Land in America was indeed free,
but came with a price many were unable to pay. In 1862, Congress
passed Homestead Act, which gave 160 acres to any head of a family, (a citizen
or with intent to become a citizen) who would make minimal improvements and live
on it for five years. Improvement and residency requirements would be
waived for $1.25 per acre. Most of the land was from the original
Louisiana Purchase, bought from France in 1803 for about twelve cents an acre
Why, with the Confederate Army
bearing down on Washington, Congress decided to give away millions of acres, is
a mystery to some. However, the pressure to privatize
"worthless" western lands had been building since the 1840's, but fear
that Southerners would sneak slaves into the new territory caused Congress to
back away from formal consideration. With the South temporarily out of the
Union, the issue was moot. A number of factors favored the giveaway.
It would be a major Union publicity coup. It would attract European
immigrants who would be subject to military draft. It was better to give
away idle land today, and collect taxes on it tomorrow. Wholesale white
settlement would displace hostile Indian tribes.
Homesteading was set back a decade by predictable Indian hostility, but by
early 1880's, a shaky European economy sent multitudes of impoverished
Scandinavians to Minnesota. Even in the best farm country only half of
them overcame isolation, poverty, grasshoppers, overwork, Indian panics,
weather, and alcoholism to prove their claims. Still, the Homestead Act
put nearly a half million families on the land. Interestingly enough, many
of the Lakes Area homesteaders were part of a "reverse migration" from
the Dakotas.
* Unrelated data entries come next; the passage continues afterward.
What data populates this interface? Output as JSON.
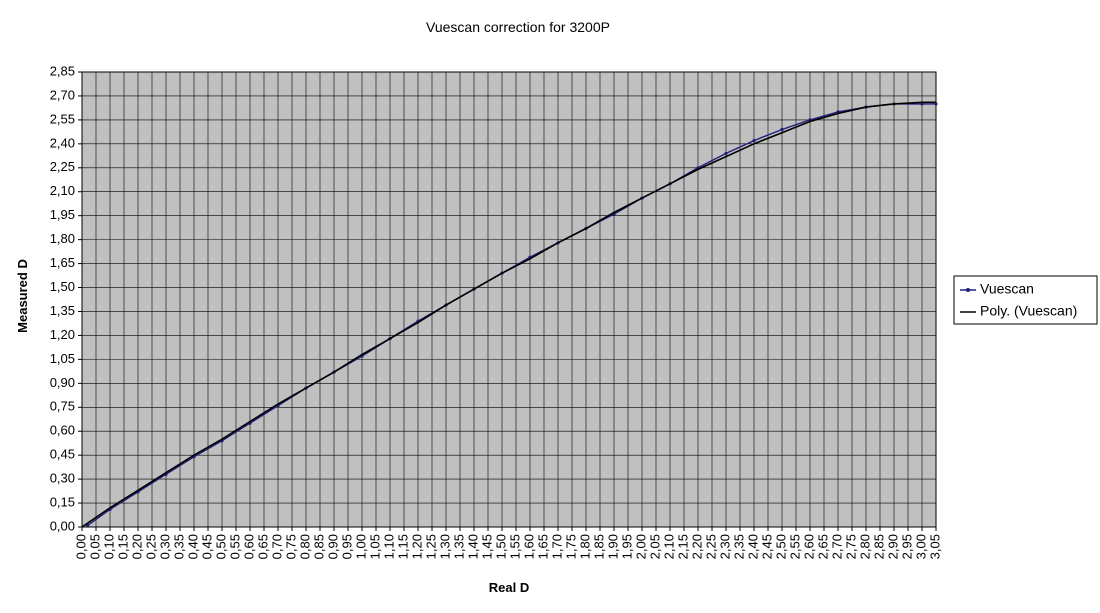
{
  "chart_data": {
    "type": "line",
    "title": "Vuescan correction for 3200P",
    "xlabel": "Real D",
    "ylabel": "Measured D",
    "xlim": [
      0,
      3.05
    ],
    "ylim": [
      0,
      2.85
    ],
    "x_step": 0.05,
    "y_step": 0.15,
    "decimal_separator": ",",
    "grid": true,
    "plot_background": "#c0c0c0",
    "legend_position": "right",
    "x_tick_labels": [
      "0,00",
      "0,05",
      "0,10",
      "0,15",
      "0,20",
      "0,25",
      "0,30",
      "0,35",
      "0,40",
      "0,45",
      "0,50",
      "0,55",
      "0,60",
      "0,65",
      "0,70",
      "0,75",
      "0,80",
      "0,85",
      "0,90",
      "0,95",
      "1,00",
      "1,05",
      "1,10",
      "1,15",
      "1,20",
      "1,25",
      "1,30",
      "1,35",
      "1,40",
      "1,45",
      "1,50",
      "1,55",
      "1,60",
      "1,65",
      "1,70",
      "1,75",
      "1,80",
      "1,85",
      "1,90",
      "1,95",
      "2,00",
      "2,05",
      "2,10",
      "2,15",
      "2,20",
      "2,25",
      "2,30",
      "2,35",
      "2,40",
      "2,45",
      "2,50",
      "2,55",
      "2,60",
      "2,65",
      "2,70",
      "2,75",
      "2,80",
      "2,85",
      "2,90",
      "2,95",
      "3,00",
      "3,05"
    ],
    "y_tick_labels": [
      "0,00",
      "0,15",
      "0,30",
      "0,45",
      "0,60",
      "0,75",
      "0,90",
      "1,05",
      "1,20",
      "1,35",
      "1,50",
      "1,65",
      "1,80",
      "1,95",
      "2,10",
      "2,25",
      "2,40",
      "2,55",
      "2,70",
      "2,85"
    ],
    "series": [
      {
        "name": "Vuescan",
        "color": "#1f1f7a",
        "marker": "dot",
        "x": [
          0.02,
          0.1,
          0.2,
          0.3,
          0.4,
          0.5,
          0.6,
          0.7,
          0.8,
          0.9,
          1.0,
          1.1,
          1.2,
          1.3,
          1.4,
          1.5,
          1.6,
          1.7,
          1.8,
          1.9,
          2.0,
          2.1,
          2.2,
          2.3,
          2.4,
          2.5,
          2.6,
          2.7,
          2.8,
          2.9,
          3.0,
          3.05
        ],
        "y": [
          0.01,
          0.11,
          0.22,
          0.33,
          0.44,
          0.54,
          0.65,
          0.76,
          0.87,
          0.97,
          1.07,
          1.18,
          1.29,
          1.39,
          1.49,
          1.59,
          1.69,
          1.78,
          1.87,
          1.96,
          2.06,
          2.15,
          2.25,
          2.34,
          2.42,
          2.49,
          2.55,
          2.6,
          2.63,
          2.65,
          2.65,
          2.65
        ]
      },
      {
        "name": "Poly. (Vuescan)",
        "color": "#000000",
        "marker": "none",
        "x": [
          0.0,
          0.1,
          0.2,
          0.3,
          0.4,
          0.5,
          0.6,
          0.7,
          0.8,
          0.9,
          1.0,
          1.1,
          1.2,
          1.3,
          1.4,
          1.5,
          1.6,
          1.7,
          1.8,
          1.9,
          2.0,
          2.1,
          2.2,
          2.3,
          2.4,
          2.5,
          2.6,
          2.7,
          2.8,
          2.9,
          3.0,
          3.05
        ],
        "y": [
          0.0,
          0.12,
          0.23,
          0.34,
          0.45,
          0.55,
          0.66,
          0.77,
          0.87,
          0.97,
          1.08,
          1.18,
          1.28,
          1.39,
          1.49,
          1.59,
          1.68,
          1.78,
          1.87,
          1.97,
          2.06,
          2.15,
          2.24,
          2.32,
          2.4,
          2.47,
          2.54,
          2.59,
          2.63,
          2.65,
          2.66,
          2.66
        ]
      }
    ]
  }
}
Many early immigrants recoiled at the prospect of clearing
land and headed further west for easier plowing. A succession of dry
summers and cruel winters sent them fleeing east into the Otter Tail County
woods where they were happy to grub and split stumps for firewood.
Much of the original Pelican
townsite was railroad land, part of the one hundred million acres granted to
encourage transcontinental transportation--in this case an extravagant
right-of-way including every other section in a band five miles wide from Duluth
to the Pacific. The strategy was simple and effective. The railroad
would sell excess land to impoverished immigrant farmers, use the money to buy
rails. The farmers would initially cut logs for railroad ties, then--once
land was cleared and track was laid--the railroad would make money hauling their
wheat, oats, and corn. Incidentally, the dependence on wood as a medium of
exchange persisted as late as 1908, when parishioners of Maplewood Lutheran
Church were instructed to annually deliver a cord of green popple to the Great
Northern rail yard in Erhard in lieu of putting non-existent money in the
collection plate!
Pelican's boom continued into
1884, when three quarters of a million dollars were spent on commercial
expansion, a considerable sum in days when only $2,500 would stock a general
store. Population increased accordingly, tripling from just over 600 into
nearly 1800 in just ten years.
Agricultural prices soared during
World War I, when American grain fed Europeans too busy killing each other to
farm. But the Armistice brought a surplus. Depressed prices would not
fully recover for another twenty years. The 1920's were years of falling
away, the Great Abandoning, as tens of thousands of Minnesotans gave up
homesteads hard won by their parents and grandparents and fled to jobs in urban
centers. Throughout the northern half of the state nearly four million
marginal acres went back to counties for nonpayment of property tax--in those
days as little as a dime an acre. In Otter Tail and Wilkin counties, some
failing farmers sold to prosperous neighbors. Others faced foreclosure.
In either case, farms got bigger, farmers fewer.
The bigger farms--fewer farmers
syndrome wrecked havoc on the local economy. And it continues, as evident
by vacant lots in Pelican's prime commercial area--and by the impossibility to
buy even so much as a plow bolt or a cultivator shoe locally.